Where in the world is Muscle Bob Buff Pants?

April 21, 2009

By Chantelle Lusebrink

Sunset Elementary School students learn while tracking him down

 

Fifth-grader Kayleigh Bangs holds Muscle Bob Buff Pants in front of the Chichén Itzá, an ancient Mayan temple, on a family trip to the Yucatan Peninsula in Mexico. Contributed

Fifth-grader Kayleigh Bangs holds Muscle Bob Buff Pants in front of the Chichén Itzá, an ancient Mayan temple, on a family trip to the Yucatan Peninsula in Mexico. Contributed

Wild adventures among ancient ruins in Cancun, Mexico; spring training with the Mariners in Peoria, Ariz.; and rustlin’ up grub in San Antonio, Texas. With all that travel, it’s a wonder this student can keep up with his homework.

 
Though fifth-grader Muscle Bob Buff Pants — a stuffed replica of the famous cartoon character SpongeBob SquarePants — can’t leave the classroom on his own, he has hit the road with several of his classmates to see parts of the world people dream of. 

“He’s a class mascot that travels home with the teachers or the students for the weekend,” said Lisa Stix, a fifth-grade teacher at Sunset Elementary School. “He has mostly traveled around town locally, to kids’ games or to the Seattle Center, but he has also traveled with students who are going out of town on vacations.”Stix and her teaching partner, Gina Montgomery, share the fifth-grade class as part-time teachers. Stix specializes in writing and came up with the idea of a class mascot, not only to make the class memorable, but also to improve her students’ writing proficiency. 

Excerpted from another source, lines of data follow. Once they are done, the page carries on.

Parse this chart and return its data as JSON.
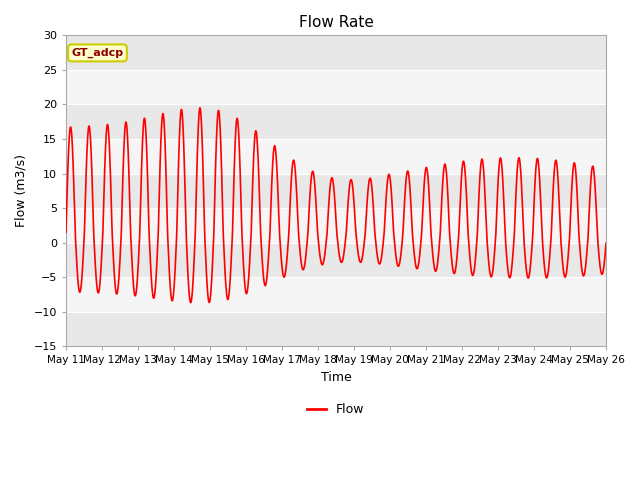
{
  "title": "Flow Rate",
  "xlabel": "Time",
  "ylabel": "Flow (m3/s)",
  "legend_label": "Flow",
  "annotation_text": "GT_adcp",
  "ylim": [
    -15,
    30
  ],
  "line_color": "#ff0000",
  "line_width": 1.2,
  "title_fontsize": 11,
  "axis_fontsize": 9,
  "tick_fontsize": 8,
  "x_tick_labels": [
    "May 11",
    "May 12",
    "May 13",
    "May 14",
    "May 15",
    "May 16",
    "May 17",
    "May 18",
    "May 19",
    "May 20",
    "May 21",
    "May 22",
    "May 23",
    "May 24",
    "May 25",
    "May 26"
  ],
  "bg_outer": "#ffffff",
  "bg_plot": "#f0f0f0",
  "band_light": "#f5f5f5",
  "band_dark": "#e8e8e8",
  "grid_color": "#ffffff"
}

“Though it’s fun, it’s a way to work on their writing skills. Each student that takes him home has to write about his travels and take pictures,” she said.

Students ask to bring Muscle Bob home on the weekend. Or, when there is a schoolwide break, students tell other classmates where they are going and they vote who to send Muscle Bob home with, she said.

The class voted to have Muscle Bob travel to New York at Thanksgiving and to the University of Southern California and Maui earlier this year. 

When they return, students share their narrative adventures with the class in a presentation. They tell their story from Muscle Bob’s perspective, download photos of their adventure into their presentation and share a little about the places they went, like the culture, weather, food and geography.

“The best place was Mexico, because it was international and out of the country,” said Naoki Kida, a student in the class who took Muscle Bob to Peoria for the Mariners’ spring training. 

“I really learned about the culture and it was very interesting,” said Kayleigh Bangs, the student who took him to Mexico. “We went to the pyramid there, and it was really big and crumbling a little.”

Kayleigh and her family made sure Muscle Bob visited one of the largest Mayan pyramids at Chichén Itzá on the Yucatan Peninsula along Mexico’s gulf coast.

“It’s just so neat to see what they come up with and not just the students who have him travel with them,” Stix said. “There’s everything from daily life, where one student showed Bob pulling a consequence out of their family’s consequence jar and the ‘here’s what life is like at my house’ to car rides, plane trips and walks along tropical beaches.

“It’s also been fun to see all the pictures of their families and extended family, like aunts and cousins,” she added. 

The class project has drawn schoolwide interest since fall.

“It’s grown into a huge project,” Stix said. “In fact, we had a board here where we mapped his journeys, but then we ran out of room, so we put up a board down near the lunchroom.”

The board takes up one wall of the hallway and is filled with strings to places he’s been, essays about his travels and photos from his trips, so others can learn about places inside and outside Washington.

“It kind of makes me want to visit Mexico,” said student Lauren Longo.

“I want to go to Texas, because I’ve never been there,” said Caroline Mull, another student. “It sounds like a fun place to go and it’s hot.”